Z antypisowskiego triumwiratu Kijowski, Petru, Schetyna jedynie ten ostatni zdołał zachować reputację w toku wielomiesięcznej konfrontacji z „dobrą zmianą”. Dwaj pozostali panowie, zapewne ze względu na niewielkie doświadczenie, dosyć prędko ulegli typowym pokusom, jakie świat polityki ma do zaoferowania. Seks i pieniądze towarzyszą władzy od zawsze, więc nie można mieć specjalnych pretensji do aspirujących, że zabrakło im wiary, cierpliwości lub rozeznania, co w tym pakiecie stanowi wartość najwyższą. Błędy popełnia każdy, lecz szczególnie w przypadku osób znajdujących się na świeczniku liczy się zręczność w utrzymywaniu wszelkich grzeszków w tajemnicy przed opinią publiczną. Prawda ostatecznie musi wyjść na jaw, ale co bardziej utalentowani potrafią przez całkiem długi czas epatować wizerunkiem czystego jak łza.

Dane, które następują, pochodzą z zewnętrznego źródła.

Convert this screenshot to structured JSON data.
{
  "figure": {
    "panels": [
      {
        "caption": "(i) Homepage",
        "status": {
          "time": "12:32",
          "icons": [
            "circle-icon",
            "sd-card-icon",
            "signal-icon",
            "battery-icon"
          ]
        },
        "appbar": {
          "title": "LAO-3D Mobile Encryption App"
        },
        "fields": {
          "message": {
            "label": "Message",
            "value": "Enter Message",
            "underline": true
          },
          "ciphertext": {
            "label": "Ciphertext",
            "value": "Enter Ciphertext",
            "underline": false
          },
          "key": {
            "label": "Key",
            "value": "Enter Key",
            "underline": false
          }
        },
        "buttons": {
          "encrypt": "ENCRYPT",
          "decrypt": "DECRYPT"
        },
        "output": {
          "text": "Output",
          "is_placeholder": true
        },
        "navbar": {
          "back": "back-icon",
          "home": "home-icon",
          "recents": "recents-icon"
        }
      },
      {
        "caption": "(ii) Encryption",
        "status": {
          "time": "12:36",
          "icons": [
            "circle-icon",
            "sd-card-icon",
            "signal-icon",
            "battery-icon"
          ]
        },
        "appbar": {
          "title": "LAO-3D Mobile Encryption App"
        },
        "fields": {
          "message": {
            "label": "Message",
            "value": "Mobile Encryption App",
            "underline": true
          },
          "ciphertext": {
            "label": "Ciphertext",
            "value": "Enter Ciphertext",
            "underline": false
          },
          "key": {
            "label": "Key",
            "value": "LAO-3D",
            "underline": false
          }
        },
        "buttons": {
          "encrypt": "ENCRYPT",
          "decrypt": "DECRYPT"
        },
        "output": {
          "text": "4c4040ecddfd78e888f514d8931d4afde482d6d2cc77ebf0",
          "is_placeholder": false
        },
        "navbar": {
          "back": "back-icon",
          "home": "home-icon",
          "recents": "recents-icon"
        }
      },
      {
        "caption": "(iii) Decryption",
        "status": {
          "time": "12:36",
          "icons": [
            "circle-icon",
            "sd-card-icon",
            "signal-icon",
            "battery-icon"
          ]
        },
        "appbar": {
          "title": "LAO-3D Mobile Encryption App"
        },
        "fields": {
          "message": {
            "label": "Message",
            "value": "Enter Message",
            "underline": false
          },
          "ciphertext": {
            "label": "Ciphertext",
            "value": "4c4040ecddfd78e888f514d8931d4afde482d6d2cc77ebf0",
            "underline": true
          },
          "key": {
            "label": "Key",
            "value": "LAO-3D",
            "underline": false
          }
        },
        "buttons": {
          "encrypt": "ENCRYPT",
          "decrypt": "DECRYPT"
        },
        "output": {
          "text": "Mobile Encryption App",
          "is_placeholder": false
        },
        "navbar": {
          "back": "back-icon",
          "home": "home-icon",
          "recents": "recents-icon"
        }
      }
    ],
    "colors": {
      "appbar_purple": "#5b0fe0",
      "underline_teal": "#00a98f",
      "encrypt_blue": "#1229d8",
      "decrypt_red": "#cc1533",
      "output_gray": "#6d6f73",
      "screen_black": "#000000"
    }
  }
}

Na tym m.in. polega polityczne rzemiosło, aby prywatne namiętności ukryć pod płaszczykiem zatroskania o losy narodu i ojczyzny.
Nie twierdzę, że zagraniczny urlop prezesa Nowoczesnej w towarzystwie partyjnej koleżanki (w bardzo niefortunnym terminie) oraz niezręczność polegająca na uzyskiwaniu przez założyciela KOD-u korzyści finansowych z ponoć bezinteresownej działalności w obronie demokracji ostatecznie przekreślają kariery Petru i Kijowskiego. Bez wątpienia kładą się jednak cieniem na ich rzekomej trosce o stan państwa pod rządami PiS-u, która najwidoczniej ustępuje sprawom osobistym w hierarchii priorytetów. Naturalny kontrast dla tej pary przedstawia trzeci konkurent, przewodniczący Platformy, który na tle portugalskiego romansu i faktur za usługi informatyczne wypada niczym własny uśmiech w zestawieniu z analogicznym prezesa Kaczyńskiego. Niezależnie od tego, jak oceniamy Grzegorza Schetynę od strony moralnej to faktem jest, że z podobną starannością pielęgnuje publiczny wizerunek co dba o uzębienie. Trudno sobie wyobrazić, żeby podczas sejmowego protestu mógł zabawiać się z podwładną na Maderze albo z przywłaszczonych datków uczynić źródło utrzymania.
Pod względem świadomości politycznej Schetynie znacznie bliżej jest do Kaczyńskiego niż niefrasobliwych konkurentów z opozycji. Wyrastają obaj ponad poziom prozaicznych roszczeń względem pieniędzy i sławy rozumiejąc, że to władza jest prawdziwą solą tej ziemi. Szef PiS-u gra już oczywiście w innej lidze, jest żywą legendą frontu patriotycznego i liderem Europy Środkowej, a tymczasem Schetynę wciąż postrzega się jako polityka formatu krajowego, aczkolwiek reprezentują ten sam nieliczny sort patrzących dalej niż czubek własnego nosa. Co oczywiście nie jest jeszcze dowodem na szczytne intencje, natomiast świadczy o powadze i determinacji w dążeniu do realizacji zamierzeń. Raczej nie ma przypadku w tym, że wraz z nadejściem 2017 wyłania się obraz polskiej sceny z dwoma rozgrywającymi, których otaczają marionetki. W sytuacji, kiedy opozycją wstrząsają indywidualne kompromitacje, a rząd próbuje wybrnąć z problemu głosowania nad budżetem, co do którego istnieją poważne wątpliwości natury zarówno etycznej jak i prawnej, warto pamiętać o tym, kto de facto pociąga za sznurki figur pełniących rolę „słupa”.